One of my major problems with the last draft of Tsirash came in getting those characters across; to those who had never heard me really talk about my book or the people living in my head, they came across as whiny, overemotional, or irrational. Not every person said the same thing about every character, though, and it's been tough for me to pick through and decide what I really need to focus on that could fix this problem. (Whoa, there's though, tough, through in the same sentence!) I feel like I know them so well--the issue isn't so much knowing what they would do as how that makes them appear.
Which brings me back to the book. These questions for characters give basic multiple choice answers to you--but then explain what sort of person would generally choose/feel that way.

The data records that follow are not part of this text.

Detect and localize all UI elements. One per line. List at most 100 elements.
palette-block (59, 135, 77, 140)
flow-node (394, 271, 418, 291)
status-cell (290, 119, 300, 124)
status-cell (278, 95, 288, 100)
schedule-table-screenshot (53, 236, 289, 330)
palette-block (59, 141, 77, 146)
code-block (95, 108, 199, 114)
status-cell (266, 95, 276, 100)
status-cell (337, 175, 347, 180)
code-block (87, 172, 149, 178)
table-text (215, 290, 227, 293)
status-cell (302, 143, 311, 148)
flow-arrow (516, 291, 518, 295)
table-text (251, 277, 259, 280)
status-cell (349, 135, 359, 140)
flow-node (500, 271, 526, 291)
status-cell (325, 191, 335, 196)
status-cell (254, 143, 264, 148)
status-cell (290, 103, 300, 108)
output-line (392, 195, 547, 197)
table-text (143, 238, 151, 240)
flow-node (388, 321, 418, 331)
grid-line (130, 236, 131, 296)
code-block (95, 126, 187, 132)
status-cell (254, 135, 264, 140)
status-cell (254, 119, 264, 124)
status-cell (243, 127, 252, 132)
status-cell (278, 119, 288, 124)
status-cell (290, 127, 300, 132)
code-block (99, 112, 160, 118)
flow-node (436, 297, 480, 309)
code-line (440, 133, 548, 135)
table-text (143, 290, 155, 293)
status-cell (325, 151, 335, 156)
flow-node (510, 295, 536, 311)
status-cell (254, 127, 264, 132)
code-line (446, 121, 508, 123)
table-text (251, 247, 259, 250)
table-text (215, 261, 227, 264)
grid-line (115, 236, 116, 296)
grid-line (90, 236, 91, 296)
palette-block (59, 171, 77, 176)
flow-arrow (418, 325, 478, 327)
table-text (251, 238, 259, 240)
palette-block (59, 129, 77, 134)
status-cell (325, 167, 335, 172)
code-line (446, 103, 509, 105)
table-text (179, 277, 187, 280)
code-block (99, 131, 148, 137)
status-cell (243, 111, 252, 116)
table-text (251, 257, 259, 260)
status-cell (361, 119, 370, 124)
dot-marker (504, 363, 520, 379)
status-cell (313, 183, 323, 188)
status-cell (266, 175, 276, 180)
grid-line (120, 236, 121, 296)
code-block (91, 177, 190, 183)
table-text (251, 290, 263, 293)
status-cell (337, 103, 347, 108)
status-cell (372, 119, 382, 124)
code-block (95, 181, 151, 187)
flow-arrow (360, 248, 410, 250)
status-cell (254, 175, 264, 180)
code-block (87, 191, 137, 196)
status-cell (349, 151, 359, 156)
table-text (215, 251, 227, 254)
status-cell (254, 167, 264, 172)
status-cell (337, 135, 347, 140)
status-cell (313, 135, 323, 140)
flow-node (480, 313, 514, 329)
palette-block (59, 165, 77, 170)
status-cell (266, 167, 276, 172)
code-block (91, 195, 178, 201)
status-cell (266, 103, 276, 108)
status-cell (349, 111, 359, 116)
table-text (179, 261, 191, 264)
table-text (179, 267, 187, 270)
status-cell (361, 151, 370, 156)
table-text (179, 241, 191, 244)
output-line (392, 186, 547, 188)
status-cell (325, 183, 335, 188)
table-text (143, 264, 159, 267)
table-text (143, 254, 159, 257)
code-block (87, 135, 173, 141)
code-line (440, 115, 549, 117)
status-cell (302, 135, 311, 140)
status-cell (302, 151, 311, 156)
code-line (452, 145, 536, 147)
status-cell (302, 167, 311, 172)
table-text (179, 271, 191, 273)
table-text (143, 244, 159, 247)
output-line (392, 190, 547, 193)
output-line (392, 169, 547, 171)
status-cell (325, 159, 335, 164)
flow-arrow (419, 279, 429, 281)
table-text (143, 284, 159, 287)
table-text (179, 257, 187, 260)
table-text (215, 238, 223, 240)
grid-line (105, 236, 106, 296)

For instance, if I chose "D) Feel unaccountably depressed"... I also see that it says, "Feeling unaccountably depressed alerts us to the possibility that your character sees herself as an outsider even in her own family."
Not that this book is perfect--especially for what I'm writing, since the scenarios are about modern-day dealings in our own world. But I do think there's a lot to be said about tiny glimpses making big differences. And if you want to know how to do that, you'd best start asking questions.